16 October 2009
|The Nile valley near Nimule. Southern Sudan's lush expanse of land is ready for farming, it's residents ready for peace. (Peter Balleis SJ/JRS)|
|To make lasting peace a reality in Sudan, Sudanese have the utmost responsibility to address the challenges facing the electoral process.|
According to an IRIN report from October 2nd, some 20 political parties – among them the Sudan People’s Liberation Movement (SPLM) - recently issued a new boycott threat in Juba, the capital of the semi-autonomous region of Southern Sudan. The parties demanded changes to laws relating to civil liberties, such as press freedom and democracy and a solution to the row over the results of a census. Their threat illustrates how the elections “could destabilise the country and further undermine an already shaky peace deal between north and south,” the report says. According to US Special Envoy to Sudan, Scott Gration, a number of very difficult issues like passing of legislative laws, election training, voter education, security and monitoring need to be tackled to ensure a peaceful election process.
To make lasting peace a reality in Sudan, Sudanese have the utmost responsibility to address the challenges facing the electoral process. Many still believe that this election will not be held or even if held, will not bring peace. However, the 20 political parties that have issued the boycott threat have shown political willingness to look into the challenges that are blocking the process. In September, they came together to look at issues that need to be addressed in order to ensure free and fair elections. They believe that Sudanese issues have to be resolved first and foremost by Sudanese People. Civil society has also become more involved. In September, a coalition of over 78 civil society organisations came together to educate voters in order to elect good leaders for the country.
Preparing for an election
Should the democratic transformation process in Sudan fail it will also be seen as a failure of the international community to address the Sudan issue. “Neither the SPLM nor the National Congress Party (NCP) was keen to include elections in the CPA negotiations, foreign sponsors of the peace process were convinced polls would help reverse the extreme centralization of power that has long been a major driver of conflict in Sudan,” it says in the IRIN report.
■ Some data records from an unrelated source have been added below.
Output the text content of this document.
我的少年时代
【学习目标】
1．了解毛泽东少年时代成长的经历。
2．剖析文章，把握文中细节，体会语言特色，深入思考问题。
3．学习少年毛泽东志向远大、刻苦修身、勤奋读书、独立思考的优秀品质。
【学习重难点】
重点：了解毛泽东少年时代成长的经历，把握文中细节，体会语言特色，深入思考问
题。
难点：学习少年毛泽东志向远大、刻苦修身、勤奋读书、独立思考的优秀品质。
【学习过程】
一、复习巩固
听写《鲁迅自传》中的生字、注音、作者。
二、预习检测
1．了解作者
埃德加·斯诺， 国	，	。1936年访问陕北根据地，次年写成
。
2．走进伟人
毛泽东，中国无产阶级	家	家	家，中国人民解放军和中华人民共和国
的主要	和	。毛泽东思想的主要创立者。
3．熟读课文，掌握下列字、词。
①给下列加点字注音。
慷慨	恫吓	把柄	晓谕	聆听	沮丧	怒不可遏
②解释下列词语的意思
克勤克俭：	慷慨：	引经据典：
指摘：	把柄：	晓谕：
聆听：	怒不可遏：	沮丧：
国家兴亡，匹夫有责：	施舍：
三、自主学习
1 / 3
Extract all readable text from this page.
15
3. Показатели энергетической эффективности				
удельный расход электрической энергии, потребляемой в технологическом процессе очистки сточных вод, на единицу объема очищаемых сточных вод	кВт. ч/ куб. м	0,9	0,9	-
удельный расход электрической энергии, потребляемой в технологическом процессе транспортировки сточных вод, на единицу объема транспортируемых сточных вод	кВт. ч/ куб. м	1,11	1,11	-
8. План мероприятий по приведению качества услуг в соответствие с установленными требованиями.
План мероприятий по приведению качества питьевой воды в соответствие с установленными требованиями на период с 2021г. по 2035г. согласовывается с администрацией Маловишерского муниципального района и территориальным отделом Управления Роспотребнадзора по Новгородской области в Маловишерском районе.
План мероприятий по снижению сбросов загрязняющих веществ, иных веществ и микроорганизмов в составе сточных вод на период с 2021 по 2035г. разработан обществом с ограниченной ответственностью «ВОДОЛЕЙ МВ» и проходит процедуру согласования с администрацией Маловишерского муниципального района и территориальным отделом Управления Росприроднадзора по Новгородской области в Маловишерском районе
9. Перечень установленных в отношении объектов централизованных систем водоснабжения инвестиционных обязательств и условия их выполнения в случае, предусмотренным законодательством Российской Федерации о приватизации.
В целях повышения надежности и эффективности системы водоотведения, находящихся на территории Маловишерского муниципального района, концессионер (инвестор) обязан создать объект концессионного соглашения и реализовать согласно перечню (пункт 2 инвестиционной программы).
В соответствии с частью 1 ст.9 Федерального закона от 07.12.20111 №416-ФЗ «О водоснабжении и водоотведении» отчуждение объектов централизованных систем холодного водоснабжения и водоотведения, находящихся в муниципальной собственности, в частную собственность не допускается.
Efforts in terms of advocacy, mediation and pressurising the central government in Khartoum have been made to ensure the implementation of the CPA. However, more pressure needs to be put on both parties and more diplomatic efforts have to be made to ensure their differences are ironed out and the peace process is safeguarded. Without these efforts, all development achieved during the past four years and all investments that have gone into Sudan are likely to have been in vain.
As part of its commitment to build civil society and contribute to a prevailing peace in Sudan, JRS has been conducting election trainings and workshops teaching participants how to vote at grassroots level. The JRS peace building programme has been targeting communities and schools, building awareness about people’s rights and duties when participating in the electoral process. These activities aim at avoiding manipulation and corruption and are meant to help the community vote their leaders wisely. For many Sudanese it will be the first time to vote.